When I first heard of International Men's Day (IMD), I do have to admit I was like, 'Is someone having a laugh?'. I am aware of International Women's Day (8 March) which is a global day celebrating the economic, political and social achievements of women past, present and future. So I thought, do us men really need a day to celebrate our 'economic, political and social achievements of men past, present and future' ? As it turns out International Men's Day focuses 'on men's and boy's health, improving gender relations, promoting gender equality, and highlighting positive male role models.' Which is fine. Count me in. What becomes alarming is what 'promoting gender equality' actually means in this context.
The UK representative for IMD is a gentleman by the name of Glen Poole. Glen is founding editor of InsideMan and the author of Equality for Men whose 'key concern is to explore, understand and address the many ways the world doesn't work for men and boys'. His site lists early deaths, high rate of suicide, lower education and the limited role of some men in fathering. Out of the UK, reports identify that there is a 40 per cent increase in the suicide rate of men between the ages of 45 and 49.

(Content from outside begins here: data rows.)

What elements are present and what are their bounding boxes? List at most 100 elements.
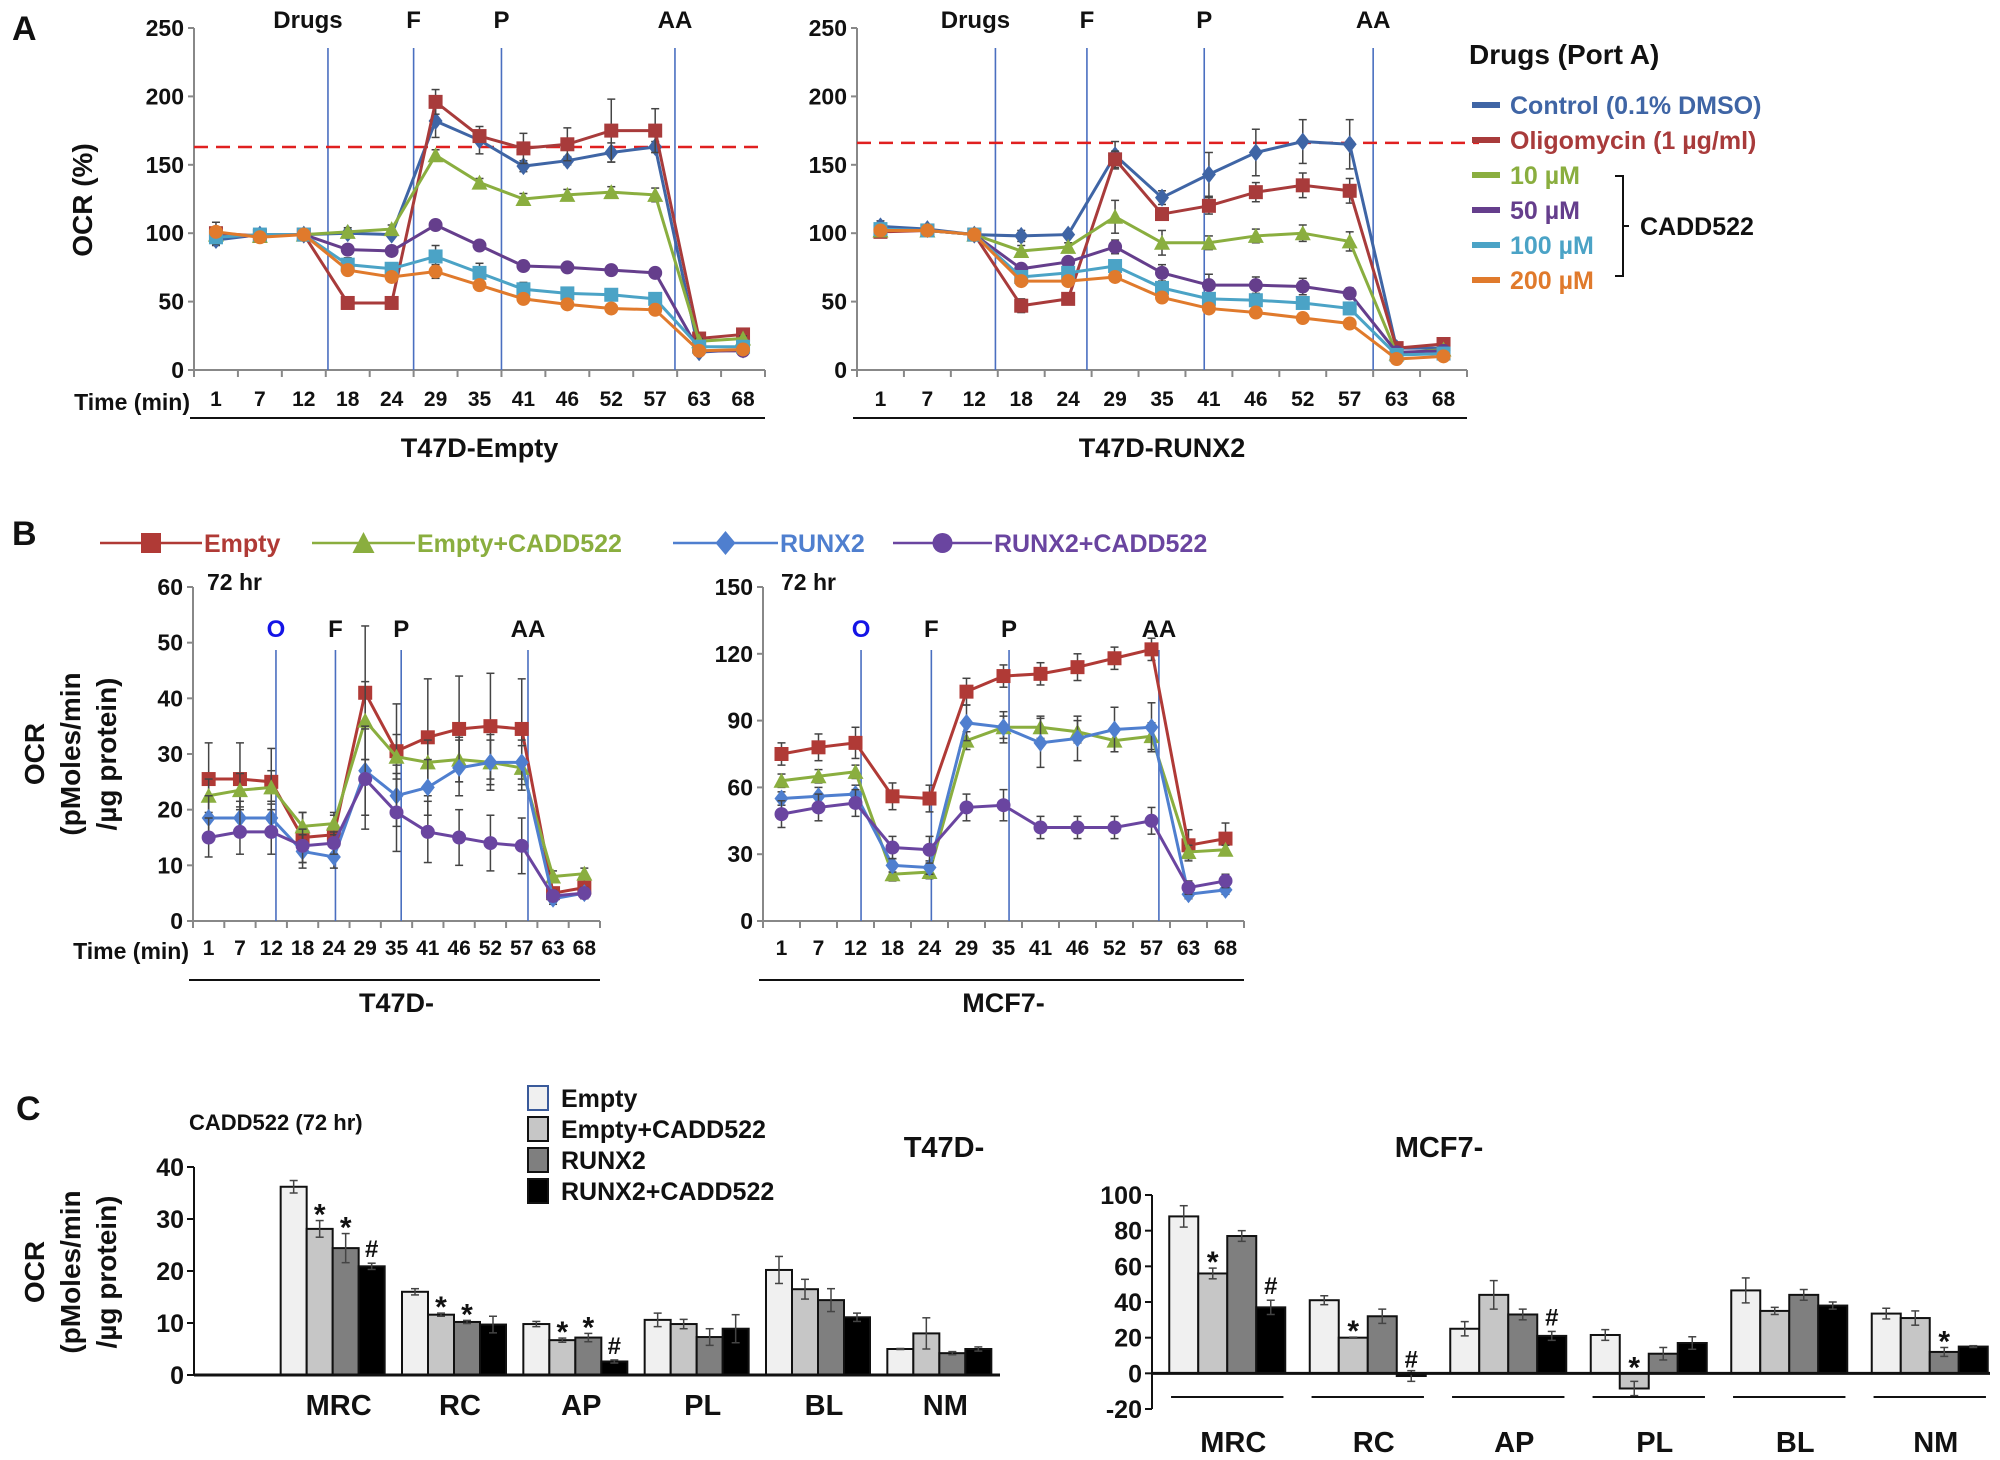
- x-tick-label: 41: [1197, 388, 1221, 411]
- significance-star: *: [1938, 1325, 1950, 1358]
- bar: [1788, 1293, 1820, 1375]
- y-tick-label: 60: [157, 574, 183, 600]
- y-tick-label: 60: [727, 774, 753, 800]
- data-point: [514, 838, 529, 853]
- x-tick-label: 57: [510, 937, 533, 960]
- event-label: P: [1001, 616, 1017, 643]
- data-point: [1342, 316, 1357, 331]
- event-label: F: [406, 7, 421, 34]
- data-point: [1108, 239, 1123, 254]
- x-tick-label: 68: [1214, 937, 1238, 960]
- category-label: BL: [805, 1390, 844, 1422]
- legend-marker: [715, 531, 736, 555]
- series-0: [774, 637, 1233, 862]
- data-point: [483, 753, 498, 772]
- data-point: [1217, 841, 1234, 857]
- data-point: [603, 184, 620, 200]
- bar: [331, 1247, 360, 1376]
- x-tick-label: 63: [541, 937, 564, 960]
- x-tick-label: 35: [992, 937, 1016, 960]
- x-tick-label: 12: [292, 388, 315, 411]
- data-point: [848, 795, 863, 810]
- y-tick-label: 0: [170, 908, 183, 934]
- data-point: [1108, 259, 1123, 274]
- data-point: [577, 886, 592, 901]
- data-point: [1180, 843, 1197, 859]
- data-point: [692, 343, 707, 358]
- significance-star: *: [1347, 1315, 1359, 1348]
- data-point: [1200, 234, 1217, 250]
- data-point: [847, 763, 864, 779]
- data-point: [428, 217, 443, 232]
- y-tick-label: 100: [146, 220, 184, 246]
- category-label: BL: [1776, 1427, 1815, 1459]
- category-label: NM: [923, 1390, 968, 1422]
- y-tick-label: 50: [821, 289, 847, 315]
- data-point: [516, 141, 531, 156]
- panel-a-y-axis-label: OCR (%): [67, 143, 98, 257]
- x-tick-label: 57: [1338, 388, 1361, 411]
- panel-b-legend: [100, 531, 992, 555]
- y-tick-label: 20: [1114, 1325, 1142, 1353]
- data-point: [483, 836, 498, 851]
- y-tick-label: 100: [809, 220, 847, 246]
- data-point: [959, 684, 974, 699]
- event-label: F: [924, 616, 939, 643]
- data-point: [1033, 733, 1048, 752]
- legend-title: Drugs (Port A): [1469, 39, 1659, 70]
- bar: [643, 1318, 672, 1377]
- y-tick-label: 0: [834, 357, 847, 383]
- data-point: [452, 830, 467, 845]
- significance-hash: #: [608, 1333, 621, 1360]
- x-tick-label: 63: [1177, 937, 1200, 960]
- y-tick-label: 60: [1114, 1253, 1142, 1281]
- data-point: [773, 772, 790, 788]
- bar: [401, 1290, 429, 1377]
- data-point: [1155, 207, 1169, 222]
- data-point: [340, 242, 355, 257]
- significance-star: *: [582, 1311, 594, 1344]
- data-point: [1342, 183, 1357, 198]
- data-point: [885, 856, 900, 875]
- data-point: [873, 223, 888, 238]
- data-point: [420, 778, 435, 797]
- data-point: [1294, 225, 1311, 241]
- data-point: [1295, 295, 1310, 310]
- data-point: [231, 782, 248, 798]
- data-point: [560, 137, 575, 152]
- event-label: Drugs: [273, 7, 342, 34]
- data-point: [1013, 242, 1030, 258]
- significance-star: *: [556, 1316, 568, 1349]
- data-point: [1341, 233, 1358, 249]
- y-tick-label: 50: [158, 289, 184, 315]
- event-label: F: [328, 616, 343, 643]
- x-tick-label: 35: [1150, 388, 1174, 411]
- data-point: [514, 753, 529, 772]
- data-point: [1014, 298, 1029, 313]
- y-tick-label: 150: [809, 152, 847, 178]
- data-point: [1342, 301, 1357, 316]
- x-tick-label: 68: [731, 388, 755, 411]
- data-point: [885, 789, 900, 804]
- data-point: [1070, 660, 1085, 675]
- panel-c-y-axis-label: OCR: [19, 1241, 50, 1303]
- data-point: [1108, 269, 1123, 284]
- x-tick-label: 35: [385, 937, 409, 960]
- data-point: [340, 295, 355, 310]
- x-tick-label: 57: [1140, 937, 1163, 960]
- data-point: [389, 805, 404, 820]
- bar: [548, 1339, 577, 1377]
- data-point: [546, 888, 561, 903]
- x-tick-label: 41: [1029, 937, 1053, 960]
- data-point: [996, 718, 1011, 737]
- line-chart-3: [757, 586, 1245, 981]
- data-point: [1247, 227, 1264, 243]
- legend-swatch: [527, 1147, 549, 1173]
- y-tick-label: 30: [157, 741, 183, 767]
- data-point: [774, 807, 789, 822]
- legend-item: 50 µM: [1510, 197, 1580, 225]
- x-tick-label: 1: [776, 937, 788, 960]
- category-label: RC: [1353, 1427, 1395, 1459]
- data-point: [922, 791, 937, 806]
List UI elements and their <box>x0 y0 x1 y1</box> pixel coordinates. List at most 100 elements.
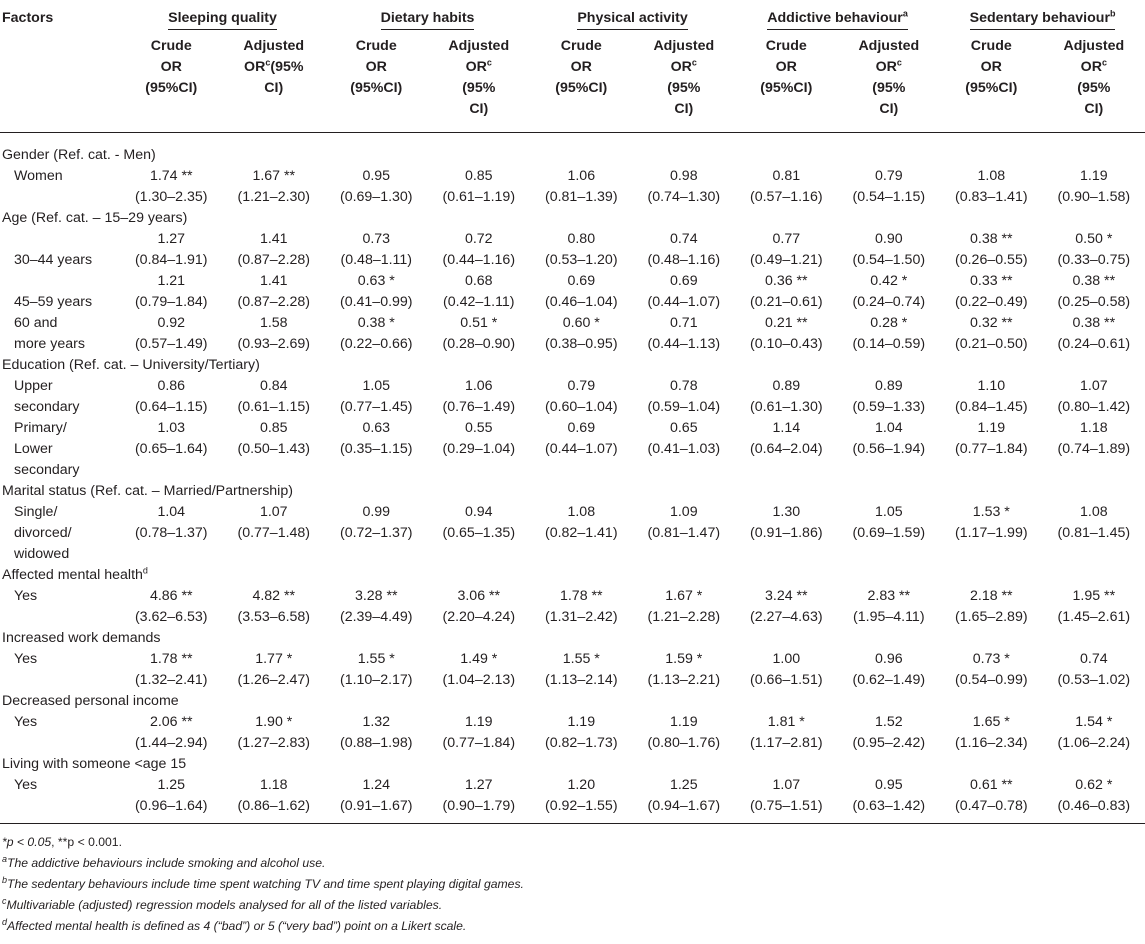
factors-header: Factors <box>2 10 54 26</box>
confidence-interval: (0.35–1.15) <box>339 441 413 457</box>
odds-ratio: 0.86 <box>157 378 186 394</box>
confidence-interval: (0.10–0.43) <box>750 336 823 352</box>
odds-ratio: 0.38 * <box>357 315 395 331</box>
value-cell: 1.19 (0.82–1.73) <box>530 712 633 754</box>
confidence-interval: (1.17–2.81) <box>750 735 823 751</box>
value-cell: 0.50 * (0.33–0.75) <box>1043 229 1145 271</box>
odds-ratio: 1.06 <box>464 378 493 394</box>
table-row: Gender (Ref. cat. - Men) <box>0 133 1145 167</box>
odds-ratio: 0.90 <box>874 231 903 247</box>
value-cell: 1.03 (0.65–1.64) <box>120 418 223 481</box>
confidence-interval: (0.92–1.55) <box>544 798 618 814</box>
odds-ratio: 1.58 <box>259 315 288 331</box>
value-cell: 1.27 (0.84–1.91) <box>120 229 223 271</box>
confidence-interval: (0.57–1.49) <box>134 336 208 352</box>
table-row: Primary/Lower secondary 1.03 (0.65–1.64) 0.8… <box>0 418 1145 481</box>
odds-ratio: 0.33 ** <box>969 273 1013 289</box>
value-cell: 1.55 * (1.13–2.14) <box>530 649 633 691</box>
value-cell: 0.92 (0.57–1.49) <box>120 313 223 355</box>
confidence-interval: (0.61–1.30) <box>750 399 823 415</box>
row-label: Yes <box>14 714 38 730</box>
confidence-interval: (1.06–2.24) <box>1057 735 1131 751</box>
odds-ratio: 0.81 <box>772 168 801 184</box>
value-cell: 1.07 (0.75–1.51) <box>735 775 838 824</box>
confidence-interval: (0.82–1.73) <box>544 735 618 751</box>
confidence-interval: (0.50–1.43) <box>237 441 311 457</box>
table-row: Education (Ref. cat. – University/Tertia… <box>0 355 1145 376</box>
confidence-interval: (1.10–2.17) <box>339 672 413 688</box>
confidence-interval: (0.26–0.55) <box>955 252 1028 268</box>
confidence-interval: (0.64–1.15) <box>134 399 208 415</box>
confidence-interval: (1.95–4.11) <box>853 609 925 625</box>
value-cell: 0.71 (0.44–1.13) <box>633 313 736 355</box>
value-cell: 1.54 * (1.06–2.24) <box>1043 712 1145 754</box>
value-cell: 0.32 ** (0.21–0.50) <box>940 313 1043 355</box>
confidence-interval: (0.28–0.90) <box>442 336 516 352</box>
value-cell: 0.36 ** (0.21–0.61) <box>735 271 838 313</box>
value-cell: 0.42 * (0.24–0.74) <box>838 271 941 313</box>
odds-ratio: 0.79 <box>874 168 903 184</box>
confidence-interval: (0.80–1.42) <box>1057 399 1131 415</box>
confidence-interval: (2.27–4.63) <box>750 609 823 625</box>
table-row: 30–44 years 1.27 (0.84–1.91) 1.41 (0.87–2.28… <box>0 229 1145 271</box>
confidence-interval: (0.74–1.89) <box>1057 441 1131 457</box>
group-header-physical: Physical activity <box>530 0 735 34</box>
value-cell: 0.69 (0.46–1.04) <box>530 271 633 313</box>
confidence-interval: (1.13–2.21) <box>647 672 721 688</box>
odds-ratio: 1.05 <box>362 378 391 394</box>
odds-ratio: 0.85 <box>259 420 288 436</box>
confidence-interval: (0.87–2.28) <box>237 294 311 310</box>
odds-ratio: 1.95 ** <box>1072 588 1116 604</box>
value-cell: 1.07 (0.77–1.48) <box>223 502 326 565</box>
confidence-interval: (0.54–1.15) <box>852 189 926 205</box>
odds-ratio: 0.73 <box>362 231 391 247</box>
value-cell: 0.90 (0.54–1.50) <box>838 229 941 271</box>
odds-ratio: 2.18 ** <box>969 588 1013 604</box>
table-row: Yes 1.25 (0.96–1.64) 1.18 (0.86–1.62) 1.24 (0.… <box>0 775 1145 824</box>
value-cell: 1.27 (0.90–1.79) <box>428 775 531 824</box>
odds-ratio: 0.61 ** <box>969 777 1013 793</box>
value-cell: 0.79 (0.60–1.04) <box>530 376 633 418</box>
row-label: Single/divorced/widowed <box>14 504 72 562</box>
confidence-interval: (0.95–2.42) <box>852 735 926 751</box>
confidence-interval: (0.56–1.94) <box>852 441 926 457</box>
odds-ratio: 0.69 <box>567 273 596 289</box>
odds-ratio: 1.19 <box>977 420 1006 436</box>
odds-ratio: 1.14 <box>772 420 801 436</box>
confidence-interval: (0.24–0.74) <box>852 294 926 310</box>
value-cell: 1.65 * (1.16–2.34) <box>940 712 1043 754</box>
confidence-interval: (0.33–0.75) <box>1057 252 1131 268</box>
odds-ratio: 0.79 <box>567 378 596 394</box>
row-label: 45–59 years <box>14 294 93 310</box>
odds-ratio: 1.74 ** <box>149 168 193 184</box>
odds-ratio: 3.24 ** <box>764 588 808 604</box>
odds-ratio: 0.38 ** <box>1072 315 1116 331</box>
value-cell: 0.95 (0.63–1.42) <box>838 775 941 824</box>
value-cell: 1.78 ** (1.32–2.41) <box>120 649 223 691</box>
confidence-interval: (0.81–1.39) <box>544 189 618 205</box>
odds-ratio: 0.28 * <box>870 315 908 331</box>
value-cell: 1.77 * (1.26–2.47) <box>223 649 326 691</box>
odds-ratio: 1.19 <box>669 714 698 730</box>
odds-ratio: 1.32 <box>362 714 391 730</box>
value-cell: 1.18 (0.74–1.89) <box>1043 418 1145 481</box>
confidence-interval: (0.44–1.07) <box>647 294 721 310</box>
odds-ratio: 1.52 <box>874 714 903 730</box>
odds-ratio: 1.67 * <box>665 588 703 604</box>
odds-ratio: 1.08 <box>977 168 1006 184</box>
confidence-interval: (1.26–2.47) <box>237 672 311 688</box>
sub-header-crude: Crude OR (95%CI) <box>760 38 813 96</box>
odds-ratio: 3.28 ** <box>354 588 398 604</box>
table-footnotes: *p < 0.05, **p < 0.001. aThe addictive b… <box>0 824 1145 937</box>
odds-ratio: 0.74 <box>1079 651 1108 667</box>
odds-ratio: 4.86 ** <box>149 588 193 604</box>
value-cell: 1.19 (0.90–1.58) <box>1043 166 1145 208</box>
odds-ratio: 1.41 <box>259 231 288 247</box>
row-label: Yes <box>14 651 38 667</box>
value-cell: 1.06 (0.81–1.39) <box>530 166 633 208</box>
sub-header-crude: Crude OR (95%CI) <box>555 38 608 96</box>
confidence-interval: (0.84–1.45) <box>955 399 1028 415</box>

What's interesting about this is that according to psychologist Professor Rory O'Connor, from the University of Glasgow, is that 20 years ago, during the 1990's, it was men in aged their 20's that were those at the highest risk of suicide (taken from Professor Green: Suicide and Me).
Now, the 90's in the UK was very much about 'Lad Culture'. A culture that marked a 'return to hegemonic masculine values of sexism [&] male homosociality' and was embodied in 'men's magazines, such as Maxim, FHM and Loaded'.
I don't think its too much of a stretch to see the link between the absence of sound relationship advice and role modelling for 20-something men from the 90's. Many of whom, now in their 40's, finding themselves without 'the provider and protector role, with a wife and kids' which seems to be the Achilles heal in their (straight men's ? The heteronormativity is prevalent in this discourse too) survival.
Ironically, a previous editor of Loaded magazine, Martin Daubney, is now championing men's rights and opining 'Why does no one care when boys fail at school and middle-aged men kill themselves?' and 'Mansults: the put-downs that are always levelled at straight white males'. Mansults? Janice Turner provides background into Mr Daubney here and some insight into perhaps why he is mansulted (?). But also, I don't recall Loaded ever giving positive relationship advice, positive male role modelling and dad tips. Do you?
A report from good folks at CALM (Campaign Against Living Miserably) last year showed that that suicide had become the biggest cause of death for men (aged 20-49). These high levels of suicide for men across the lifespan worldwide, is both distressing and emotionally charging, and the thing is the suicide of anyone is tragic. However, responding to these suicide needs to be sensible and reflective, and not a conflation of the all issues of the world that men face as being attributable to these deaths. There are no doubt challenges and failings in the systems of family law. But being a man is more than of 'provider and protector role, with a wife and kids'. This kind of mentality and gross sense entitlement to power and control is what I believe has landed men to place they find themselves now. Want to change the system so that it is fair and equitable? Start by being better men, improve gender relations, promote gender equality, and become positive male role models this world so desperately needs. This International Men's Day, walk the talk. Not just shout off at the mouth and shoot from the hip.